The pilots can refuse such overtime and use various other methods to slow down the FedEx system, Webb said.
They might, for example, pay special attention to what ordinarily would be seen as routine maintenance checks, grounding planes longer than usual.
Pilots under federal rules are allowed a ``withdraw of services'' during a labor dispute. While that generally has applied to strikes, it would let a pilot take breaks of an hour or so at time, and those might correspond with scheduled takeoffs of his plane, Webb said.
Federal Express, with 115,000 employees worldwide, delivers nearly 2.4 million items each working day. On its busiest day during last year's holiday season, the company shipped 3.4 million items.
David Guthrie, a securities analyst with Morgan Keegan & Co., said it's difficult to estimate how much trouble a continuing squabble between the company and its pilots might cause.
``They certainly have the potential to be disruptive,'' Guthrie said. ``The company says they have contingency plans, but we don't have any idea ... how effective they will be.''
Guthrie said industry observers are not overly worried the dispute will cause major long-range damage to the company.
``It's tough to get a lot of information on what each side really thinks, because they're both posturing for the other,'' he said.
FedEx managers have argued for years that they can run the company best without having to deal with organized labor. The pilots are the only domestic FedEx employees represented by a union.
FedEx says pay raises, changes in work rules and other demands made by the pilots would cost the company $300 million over the three years of a proposed contract.
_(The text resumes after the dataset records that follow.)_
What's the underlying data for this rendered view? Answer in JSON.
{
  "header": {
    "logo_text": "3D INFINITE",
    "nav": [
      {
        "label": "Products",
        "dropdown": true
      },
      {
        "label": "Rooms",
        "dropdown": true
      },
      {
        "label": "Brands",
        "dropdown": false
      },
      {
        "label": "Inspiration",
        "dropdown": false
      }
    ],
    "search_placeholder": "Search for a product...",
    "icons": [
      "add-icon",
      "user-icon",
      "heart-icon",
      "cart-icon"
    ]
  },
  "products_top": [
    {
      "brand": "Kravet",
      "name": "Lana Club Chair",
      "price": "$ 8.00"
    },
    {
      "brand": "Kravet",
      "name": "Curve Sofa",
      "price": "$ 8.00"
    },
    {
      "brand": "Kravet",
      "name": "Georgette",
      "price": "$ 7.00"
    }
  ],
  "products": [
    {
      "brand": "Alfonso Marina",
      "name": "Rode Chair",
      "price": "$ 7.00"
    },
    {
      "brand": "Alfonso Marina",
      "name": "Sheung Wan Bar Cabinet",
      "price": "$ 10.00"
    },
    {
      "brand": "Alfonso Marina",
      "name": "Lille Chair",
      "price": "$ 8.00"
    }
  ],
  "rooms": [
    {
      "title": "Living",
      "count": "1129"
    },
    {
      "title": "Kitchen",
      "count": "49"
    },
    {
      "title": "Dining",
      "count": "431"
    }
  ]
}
``We just think our customers aren't going to fund that kind of increase,'' spokesman Martin said.
On average, FedEx pilots now make $128,000 a year.
The pilots, meanwhile, say the company seeks concessions from them that would cost them $19 million to $40 million.
The pilots want pay raises totaling 17 percent over three years. The company has offered a 4 percent raise in the first year of a three-year contract, with no offer yet for the other two years.
The company had total profits of $298 million for the year.